Cell-adhesion–induced p27^Kip1-associated cell-cycle arrest through down-regulating the SCF^Skp2 ubiquitin ligase pathway in primary MCL and other non-Hodgkin B-cell lymphomas. (A,B) The Cdh1, Skp2, and p27^Kip1 expressions in primary MCL (A) and DLBCL (B) cells in suspension (Sus) versus HS-5 adhesion (HS5-Ad) were analyzed by Western blot. (C) Cell-cycle distribution in DLBCL (DLBL0401) cells in suspension (Sus), or on a confluent HS-5 monolayer (HS5-Ad; 12 hours).

Figure 7

Model for cell-adhesion–mediated cell-cycle arrest.

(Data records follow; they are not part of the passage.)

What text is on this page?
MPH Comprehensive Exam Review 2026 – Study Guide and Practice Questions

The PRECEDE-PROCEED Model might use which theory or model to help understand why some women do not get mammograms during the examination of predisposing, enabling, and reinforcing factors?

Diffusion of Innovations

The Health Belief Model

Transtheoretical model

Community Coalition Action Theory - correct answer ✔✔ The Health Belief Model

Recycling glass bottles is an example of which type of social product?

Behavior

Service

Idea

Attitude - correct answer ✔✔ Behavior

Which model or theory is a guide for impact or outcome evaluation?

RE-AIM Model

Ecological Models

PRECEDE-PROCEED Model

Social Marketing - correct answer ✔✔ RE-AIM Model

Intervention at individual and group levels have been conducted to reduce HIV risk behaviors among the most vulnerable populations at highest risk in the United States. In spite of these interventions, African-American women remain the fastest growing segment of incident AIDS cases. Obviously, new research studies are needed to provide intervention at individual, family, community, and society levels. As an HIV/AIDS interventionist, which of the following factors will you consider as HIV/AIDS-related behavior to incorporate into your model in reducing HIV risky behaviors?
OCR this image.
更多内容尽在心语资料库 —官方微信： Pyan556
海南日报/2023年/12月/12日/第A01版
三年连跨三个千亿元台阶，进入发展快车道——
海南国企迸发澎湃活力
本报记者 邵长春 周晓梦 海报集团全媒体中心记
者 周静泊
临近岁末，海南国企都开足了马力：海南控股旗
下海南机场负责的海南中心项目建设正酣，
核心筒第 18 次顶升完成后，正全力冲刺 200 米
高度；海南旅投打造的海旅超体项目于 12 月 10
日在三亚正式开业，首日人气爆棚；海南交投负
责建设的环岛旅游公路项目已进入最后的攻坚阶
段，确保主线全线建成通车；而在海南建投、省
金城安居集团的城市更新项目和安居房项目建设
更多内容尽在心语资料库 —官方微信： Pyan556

Hypothetically ordered series of signaling events: cell-adhesion–dependent activation of APC/Cdh1 ubiquitin ligase complex, increased ubiquitination and degradation of Skp2, subsequent decreased ubiquitination and degradation of p27^Kip1, and ultimately p27^Kip1 accumulation, resulting in cell-cycle arrest.